Ever since I was little, there was always one fun fact I would share for icebreakers: I am terrified of being put under anesthesia for surgery. While I have been told multiple times that this is a justified and rational fear (thank you to my therapist), it has never calmed me down. I finally had to deal with my fear this past summer.
Growing up, I had always been extra cautious, making sure someone else always went first down the slide at the playground, never jumping in bounce houses and rarely doing anything considered “dangerous.” All of this was because I was terrified of coming close to surgery and being put under anesthesia. Until this past summer, I had been successful—no broken bones, cardiac arrest or surgery ever. Well, spoiler alert: I now have a surgery under my belt!

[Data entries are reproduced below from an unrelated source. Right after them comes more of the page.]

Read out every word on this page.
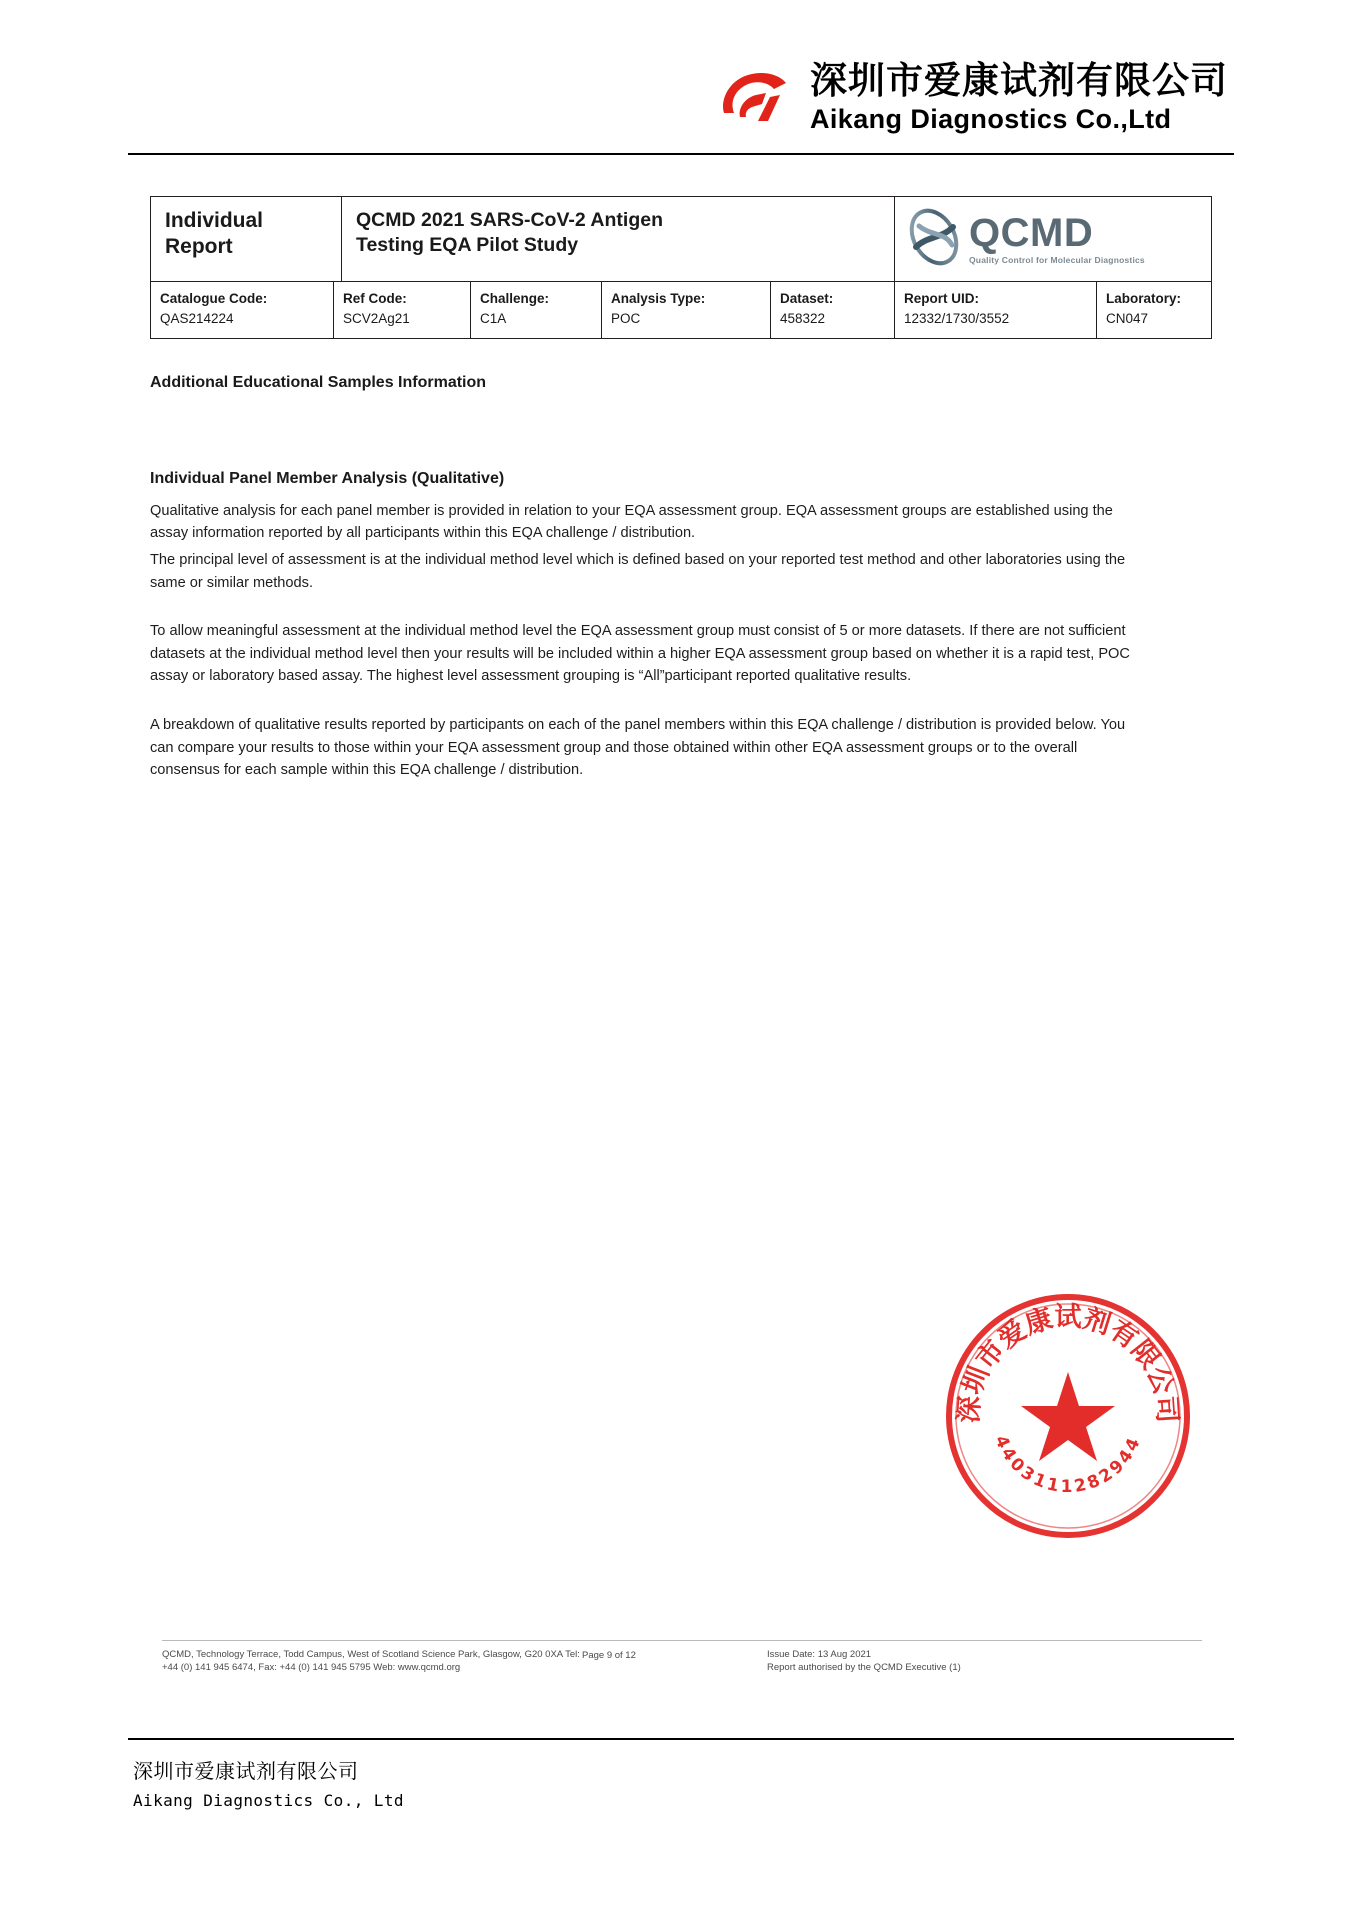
深圳市爱康试剂有限公司
Aikang Diagnostics Co.,Ltd
Individual
Report

QCMD 2021 SARS-CoV-2 Antigen
Testing EQA Pilot Study	QCMD
Quality Control for Molecular Diagnostics
Catalogue Code:
QAS214224

Ref Code:
SCV2Ag21

Challenge:
C1A

Analysis Type:
POC

Dataset:
458322

Report UID:
12332/1730/3552

Laboratory:
CN047
Additional Educational Samples Information
Individual Panel Member Analysis (Qualitative)
Qualitative analysis for each panel member is provided in relation to your EQA assessment group. EQA assessment groups are established using the assay information reported by all participants within this EQA challenge / distribution.
The principal level of assessment is at the individual method level which is defined based on your reported test method and other laboratories using the same or similar methods.
To allow meaningful assessment at the individual method level the EQA assessment group must consist of 5 or more datasets. If there are not sufficient datasets at the individual method level then your results will be included within a higher EQA assessment group based on whether it is a rapid test, POC assay or laboratory based assay. The highest level assessment grouping is “All”participant reported qualitative results.
A breakdown of qualitative results reported by participants on each of the panel members within this EQA challenge / distribution is provided below. You can compare your results to those within your EQA assessment group and those obtained within other EQA assessment groups or to the overall consensus for each sample within this EQA challenge / distribution.
深圳市爱康试剂有限公司
4403111282944
QCMD, Technology Terrace, Todd Campus, West of Scotland Science Park, Glasgow, G20 0XA Tel: +44 (0) 141 945 6474, Fax: +44 (0) 141 945 5795 Web: www.qcmd.org
Page 9 of 12	Issue Date: 13 Aug 2021
Report authorised by the QCMD Executive (1)
深圳市爱康试剂有限公司
Aikang Diagnostics Co., Ltd
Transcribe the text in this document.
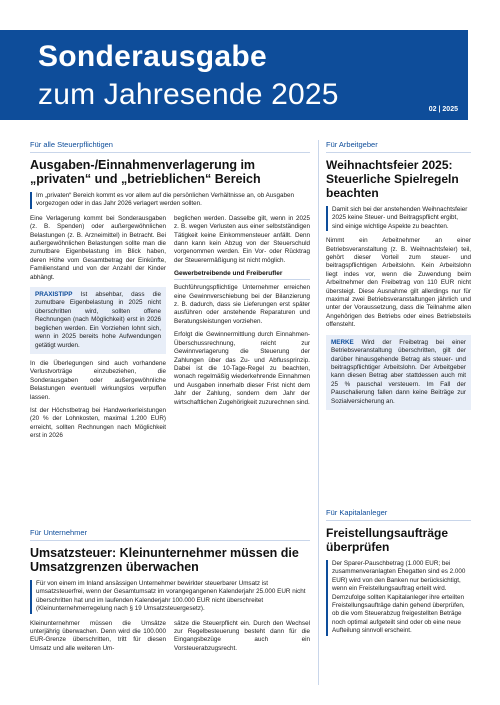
Sonderausgabe
zum Jahresende 2025	02 | 2025
Für alle Steuerpflichtigen
Ausgaben-/Einnahmenverlagerung im „privaten“ und „betrieblichen“ Bereich
Im „privaten“ Bereich kommt es vor allem auf die persönlichen Verhältnisse an, ob Ausgaben vorgezogen oder in das Jahr 2026 verlagert werden sollten.
Eine Verlagerung kommt bei Sonderausgaben (z. B. Spenden) oder außergewöhnlichen Belastungen (z. B. Arzneimittel) in Betracht. Bei außergewöhnlichen Belastungen sollte man die zumutbare Eigenbelastung im Blick haben, deren Höhe vom Gesamtbetrag der Einkünfte, Familienstand und von der Anzahl der Kinder abhängt.
PRAXISTIPP Ist absehbar, dass die zumutbare Eigenbelastung in 2025 nicht überschritten wird, sollten offene Rechnungen (nach Möglichkeit) erst in 2026 beglichen werden. Ein Vorziehen lohnt sich, wenn in 2025 bereits hohe Aufwendungen getätigt wurden.
In die Überlegungen sind auch vorhandene Verlustvorträge einzubeziehen, die Sonderausgaben oder außergewöhnliche Belastungen eventuell wirkungslos verpuffen lassen.
Ist der Höchstbetrag bei Handwerkerleistungen (20 % der Lohnkosten, maximal 1.200 EUR) erreicht, sollten Rechnungen nach Möglichkeit erst in 2026
beglichen werden. Dasselbe gilt, wenn in 2025 z. B. wegen Verlusten aus einer selbstständigen Tätigkeit keine Einkommensteuer anfällt. Denn dann kann kein Abzug von der Steuerschuld vorgenommen werden. Ein Vor- oder Rücktrag der Steuerermäßigung ist nicht möglich.
Gewerbetreibende und Freiberufler
Buchführungspflichtige Unternehmer erreichen eine Gewinnverschiebung bei der Bilanzierung z. B. dadurch, dass sie Lieferungen erst später ausführen oder anstehende Reparaturen und Beratungsleistungen vorziehen.
Erfolgt die Gewinnermittlung durch Einnahmen-Überschussrechnung, reicht zur Gewinnverlagerung die Steuerung der Zahlungen über das Zu- und Abflussprinzip. Dabei ist die 10-Tage-Regel zu beachten, wonach regelmäßig wiederkehrende Einnahmen und Ausgaben innerhalb dieser Frist nicht dem Jahr der Zahlung, sondern dem Jahr der wirtschaftlichen Zugehörigkeit zuzurechnen sind.
Für Unternehmer
Umsatzsteuer: Kleinunternehmer müssen die Umsatzgrenzen überwachen
Für von einem im Inland ansässigen Unternehmer bewirkter steuerbarer Umsatz ist umsatzsteuerfrei, wenn der Gesamtumsatz im vorangegangenen Kalenderjahr 25.000 EUR nicht überschritten hat und im laufenden Kalenderjahr 100.000 EUR nicht überschreitet (Kleinunternehmerregelung nach § 19 Umsatzsteuergesetz).
Kleinunternehmer müssen die Umsätze unterjährig überwachen. Denn wird die 100.000 EUR-Grenze überschritten, tritt für diesen Umsatz und alle weiteren Um-
sätze die Steuerpflicht ein. Durch den Wechsel zur Regelbesteuerung besteht dann für die Eingangsbezüge auch ein Vorsteuerabzugsrecht.
Für Arbeitgeber
Weihnachtsfeier 2025: Steuerliche Spielregeln beachten
Damit sich bei der anstehenden Weihnachtsfeier 2025 keine Steuer- und Beitragspflicht ergibt, sind einige wichtige Aspekte zu beachten.
Nimmt ein Arbeitnehmer an einer Betriebsveranstaltung (z. B. Weihnachtsfeier) teil, gehört dieser Vorteil zum steuer- und beitragspflichtigen Arbeitslohn. Kein Arbeitslohn liegt indes vor, wenn die Zuwendung beim Arbeitnehmer den Freibetrag von 110 EUR nicht übersteigt. Diese Ausnahme gilt allerdings nur für maximal zwei Betriebsveranstaltungen jährlich und unter der Voraussetzung, dass die Teilnahme allen Angehörigen des Betriebs oder eines Betriebsteils offensteht.
MERKE Wird der Freibetrag bei einer Betriebsveranstaltung überschritten, gilt der darüber hinausgehende Betrag als steuer- und beitragspflichtiger Arbeitslohn. Der Arbeitgeber kann diesen Betrag aber stattdessen auch mit 25 % pauschal versteuern. Im Fall der Pauschalierung fallen dann keine Beiträge zur Sozialversicherung an.
Für Kapitalanleger
Freistellungsaufträge überprüfen
Der Sparer-Pauschbetrag (1.000 EUR; bei zusammenveranlagten Ehegatten sind es 2.000 EUR) wird von den Banken nur berücksichtigt, wenn ein Freistellungsauftrag erteilt wird. Demzufolge sollten Kapitalanleger ihre erteilten Freistellungsaufträge dahin gehend überprüfen, ob die vom Steuerabzug freigestellten Beträge noch optimal aufgeteilt sind oder ob eine neue Aufteilung sinnvoll erscheint.
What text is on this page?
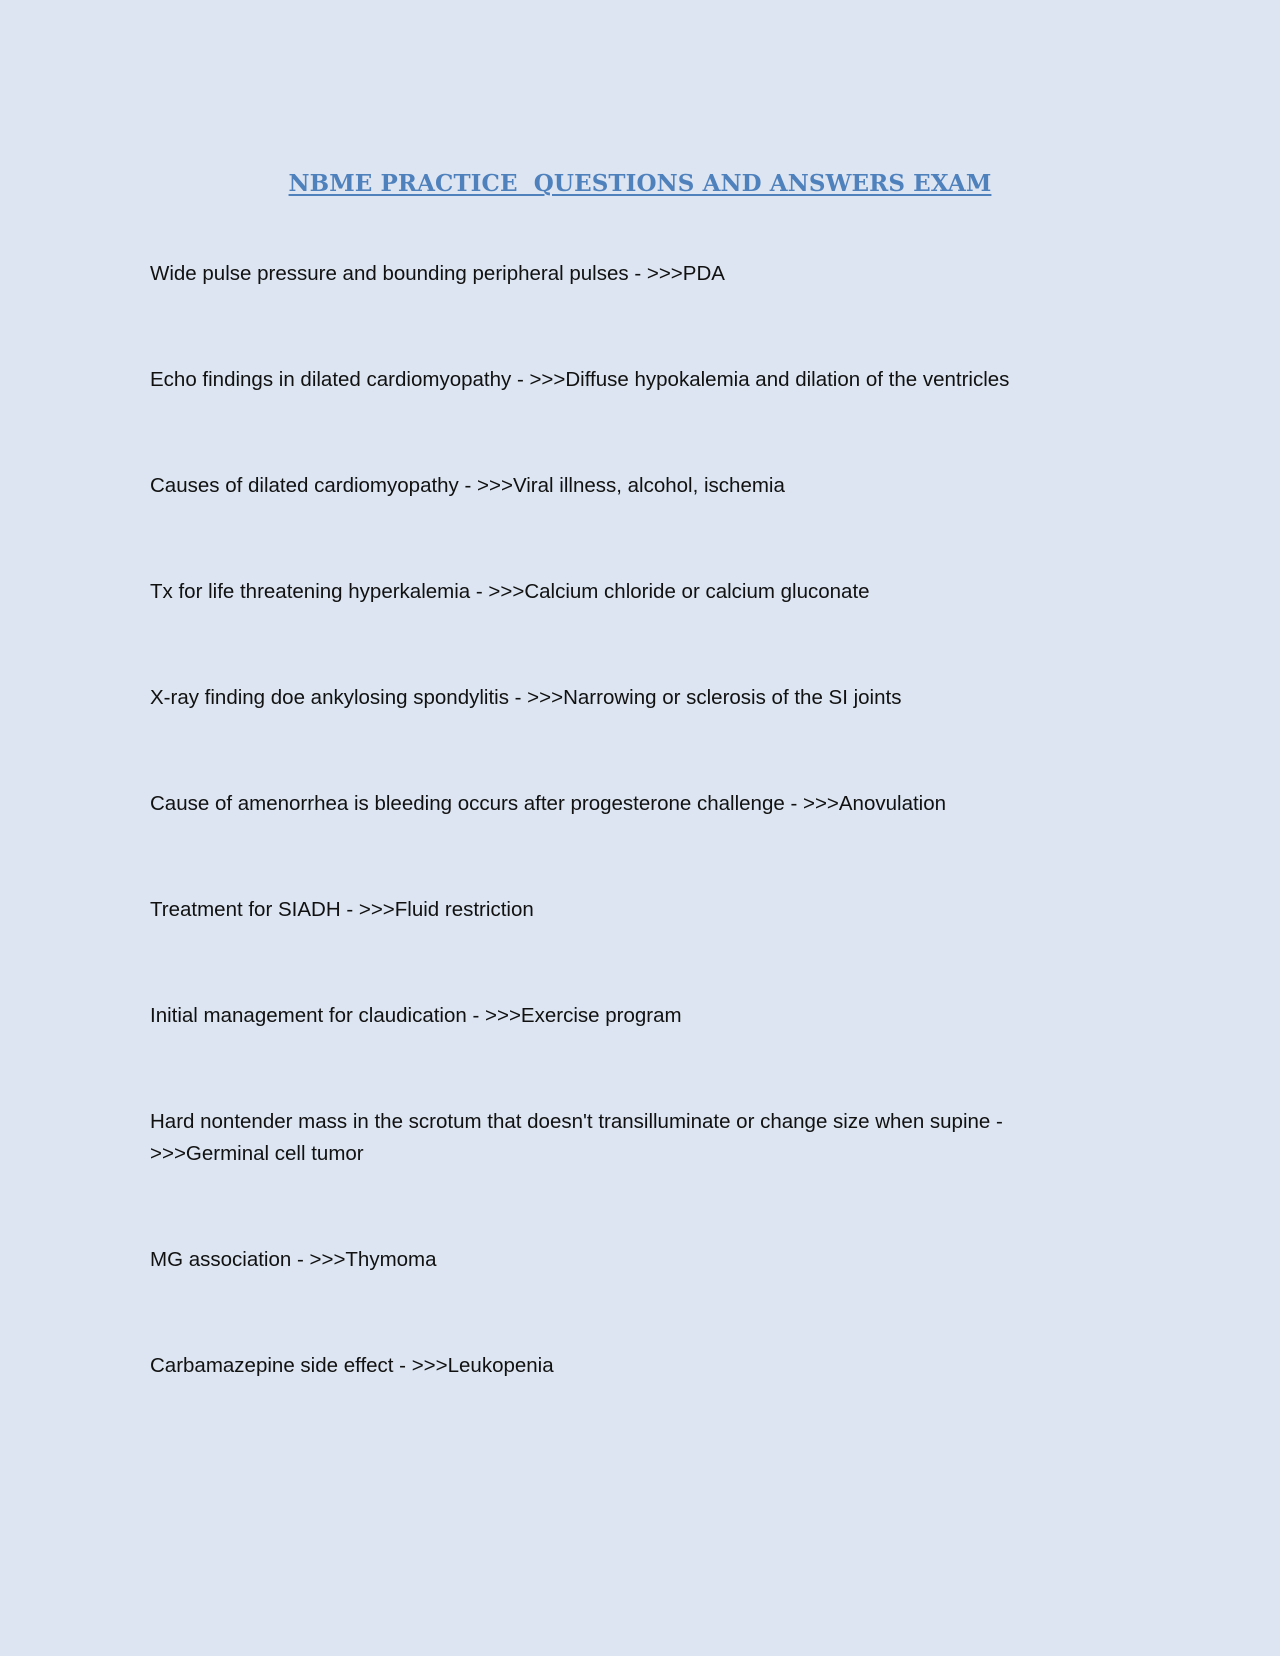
NBME PRACTICE  QUESTIONS AND ANSWERS EXAM
Wide pulse pressure and bounding peripheral pulses - >>>PDA
Echo findings in dilated cardiomyopathy - >>>Diffuse hypokalemia and dilation of the ventricles
Causes of dilated cardiomyopathy - >>>Viral illness, alcohol, ischemia
Tx for life threatening hyperkalemia - >>>Calcium chloride or calcium gluconate
X-ray finding doe ankylosing spondylitis - >>>Narrowing or sclerosis of the SI joints
Cause of amenorrhea is bleeding occurs after progesterone challenge - >>>Anovulation
Treatment for SIADH - >>>Fluid restriction
Initial management for claudication - >>>Exercise program
Hard nontender mass in the scrotum that doesn't transilluminate or change size when supine -
>>>Germinal cell tumor
MG association - >>>Thymoma
Carbamazepine side effect - >>>Leukopenia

In July, my dentist told me I needed to have my wisdom teeth removed immediately and that it was urgent. I think I almost blacked out from nerves after hearing him say this. Within two weeks, the surgery had been scheduled, and there was no getting out of it. I tried everything to get it out of my head – all of my anxiety surrounding the 40 minutes that I would be under anesthesia with people cutting holes in my mouth.
I had tried to talk to my friends and family who had had this surgery before to learn about everything that happened. I told myself that it wasn’t a big deal. I spent hours talking through it with my therapist, and I asked hundreds of questions to the surgeon to make sure nothing would go wrong. I even tried to gaslight myself into thinking it was just a routine dentist appointment. Surprisingly, none of that worked to calm my anxiety.
On the day of the surgery, my heart was beating out of my chest. I was shaking and sweating. I could barely talk. I almost had a panic attack that morning while swallowing the medications you have to take beforehand. When I was getting my vitals checked before the surgeon came in, my blood pressure and heart rate were so high that they had to distract me by playing One Direction songs through the speakers.
Another spoiler alert: it went fine. I do not even remember them putting the IV in for the anesthesia or waking up in pain. I did apparently blast One Direction on the car ride home at top volume, even when my mom tried to turn it down, while still feeling the effects of the pain medication.
Now, I’m not going to lie: I was in a lot of pain after the fact, and I was sick of eating only ice cream after the first two meals, but the surgery itself was fine. I do not think it cured my fear or anything, but it definitely allowed my mind to finally see what seemed like a big deal for what it really was.